Includes 3 classic Mel Brooks movies - High Anxiety, To Be Or Not To Be and Silent Movie.
High Anxiety
In this perceptive, sidesplitting homage to Hitchcock films, director, star, and writer Mel Brooks plays the average American guy, psychiatrist Richard Thorndyke (as in Roger Thorndike, Cary Grant's character in NORTH BY NORTHWEST), who's terrified of heights (think VERTIGO). He becomes the new chief of the Institute for the Very Very Nervous, where things are not what they seem, and it's not long before Richard finds himself embroiled in murder, deception, and other hilarious situations.
To Be Or Not To Be
Mel Brooks proves he’s truly a national treasure in this ingenious, smashingly funny remake of Ernst Lubitsch’s classic 1942 classic film.
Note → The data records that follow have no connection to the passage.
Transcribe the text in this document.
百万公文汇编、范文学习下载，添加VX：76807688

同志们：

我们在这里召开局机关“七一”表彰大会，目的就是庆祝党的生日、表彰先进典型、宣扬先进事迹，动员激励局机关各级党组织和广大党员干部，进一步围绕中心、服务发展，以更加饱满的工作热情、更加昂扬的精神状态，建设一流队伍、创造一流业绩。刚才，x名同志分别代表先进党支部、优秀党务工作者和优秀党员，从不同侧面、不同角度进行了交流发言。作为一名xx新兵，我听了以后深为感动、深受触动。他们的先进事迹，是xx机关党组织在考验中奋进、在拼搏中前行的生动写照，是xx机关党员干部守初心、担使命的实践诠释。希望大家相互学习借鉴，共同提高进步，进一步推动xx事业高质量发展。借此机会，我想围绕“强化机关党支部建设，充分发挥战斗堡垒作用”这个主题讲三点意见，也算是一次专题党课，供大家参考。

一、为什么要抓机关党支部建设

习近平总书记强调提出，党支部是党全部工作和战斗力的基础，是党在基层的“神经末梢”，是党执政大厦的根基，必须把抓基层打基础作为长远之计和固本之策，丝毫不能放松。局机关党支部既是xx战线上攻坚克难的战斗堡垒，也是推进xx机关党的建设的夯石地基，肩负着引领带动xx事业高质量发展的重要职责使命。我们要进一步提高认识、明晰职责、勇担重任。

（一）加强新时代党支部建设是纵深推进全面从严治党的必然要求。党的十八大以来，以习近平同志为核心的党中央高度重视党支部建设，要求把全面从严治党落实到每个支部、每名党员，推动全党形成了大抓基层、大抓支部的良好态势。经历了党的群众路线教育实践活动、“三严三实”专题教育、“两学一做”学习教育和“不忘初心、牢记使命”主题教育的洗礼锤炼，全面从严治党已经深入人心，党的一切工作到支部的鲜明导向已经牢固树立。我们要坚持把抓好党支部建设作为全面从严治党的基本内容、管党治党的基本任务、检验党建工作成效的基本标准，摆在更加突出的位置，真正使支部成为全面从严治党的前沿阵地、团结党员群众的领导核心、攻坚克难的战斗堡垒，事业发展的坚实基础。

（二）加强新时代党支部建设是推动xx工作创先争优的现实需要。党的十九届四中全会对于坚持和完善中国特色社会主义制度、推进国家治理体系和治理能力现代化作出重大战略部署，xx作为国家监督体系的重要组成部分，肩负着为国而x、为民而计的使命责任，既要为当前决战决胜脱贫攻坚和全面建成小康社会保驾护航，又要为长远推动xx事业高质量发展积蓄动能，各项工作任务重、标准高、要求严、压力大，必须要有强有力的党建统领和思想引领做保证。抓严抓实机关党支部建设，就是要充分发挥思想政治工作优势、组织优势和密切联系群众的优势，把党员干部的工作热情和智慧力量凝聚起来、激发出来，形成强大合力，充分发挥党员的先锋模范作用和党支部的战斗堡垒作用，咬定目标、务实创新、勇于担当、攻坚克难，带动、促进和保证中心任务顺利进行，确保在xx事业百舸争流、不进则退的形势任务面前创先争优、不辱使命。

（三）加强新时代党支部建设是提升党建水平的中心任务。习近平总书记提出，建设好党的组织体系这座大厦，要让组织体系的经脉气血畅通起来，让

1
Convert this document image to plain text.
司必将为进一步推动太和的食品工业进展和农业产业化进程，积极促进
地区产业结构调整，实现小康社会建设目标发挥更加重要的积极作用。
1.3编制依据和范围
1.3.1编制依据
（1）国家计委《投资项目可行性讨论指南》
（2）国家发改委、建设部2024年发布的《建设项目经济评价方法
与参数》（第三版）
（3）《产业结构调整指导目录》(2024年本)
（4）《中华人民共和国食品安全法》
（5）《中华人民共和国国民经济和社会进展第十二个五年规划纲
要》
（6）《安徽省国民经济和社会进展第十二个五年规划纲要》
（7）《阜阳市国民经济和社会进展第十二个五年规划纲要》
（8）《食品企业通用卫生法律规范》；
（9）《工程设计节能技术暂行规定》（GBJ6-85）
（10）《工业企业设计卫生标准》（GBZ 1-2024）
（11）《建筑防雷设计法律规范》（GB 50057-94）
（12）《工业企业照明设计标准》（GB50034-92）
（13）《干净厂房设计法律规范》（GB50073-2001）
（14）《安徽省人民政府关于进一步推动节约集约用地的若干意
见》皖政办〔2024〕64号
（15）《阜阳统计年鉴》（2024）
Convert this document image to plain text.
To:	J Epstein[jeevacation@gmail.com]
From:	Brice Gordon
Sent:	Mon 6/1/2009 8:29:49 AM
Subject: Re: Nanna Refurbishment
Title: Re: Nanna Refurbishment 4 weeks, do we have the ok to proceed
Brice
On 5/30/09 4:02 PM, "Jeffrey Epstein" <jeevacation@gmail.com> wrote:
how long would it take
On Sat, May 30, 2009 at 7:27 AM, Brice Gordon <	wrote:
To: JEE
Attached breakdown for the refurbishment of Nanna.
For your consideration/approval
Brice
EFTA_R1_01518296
Aptly described as 'world-famous in Poland', stage star Fredrick Bronski performs highlights from Hamlet while his sultry actress wife cavorts backstage with a dashing young aviator. But all that is interrupted when the Bronski Theatrical Troupe is enlisted to outwit the invading Nazis and save the Polish underground. From the opening Brooks/Bancroft rendition of 'Sweet Georgia Brown' in Polish, To Be Or Not To Be is the ultimate comedy feast.
Silent Movie
Silent Movie is director Mel Brooks's comic tribute to the golden days of the silent screen. A movie within a movie, Silent Movie stars Brooks as Mel Funn, a filmmaker who has seen better days - for one thing, he's just come out of a bout with the bottle. When his best friends (Marty Feldman and Dom DeLuise) rescue him from despair and convince him to make another attempt at moviemaking, Mel comes up with an idea - a silent picture. Alas, this is the 1970s, and in order to get backing from wacky, frazzled studio chief Sid Caesar, the three pals have to get lots of celebrities to agree to be in their silent picture. Funny, warm, and packed with sight gags galore, the film evokes the days of Chaplin, Keaton, and Pickford and Fairbanks while remaining oddly, and wondrously, contemporary.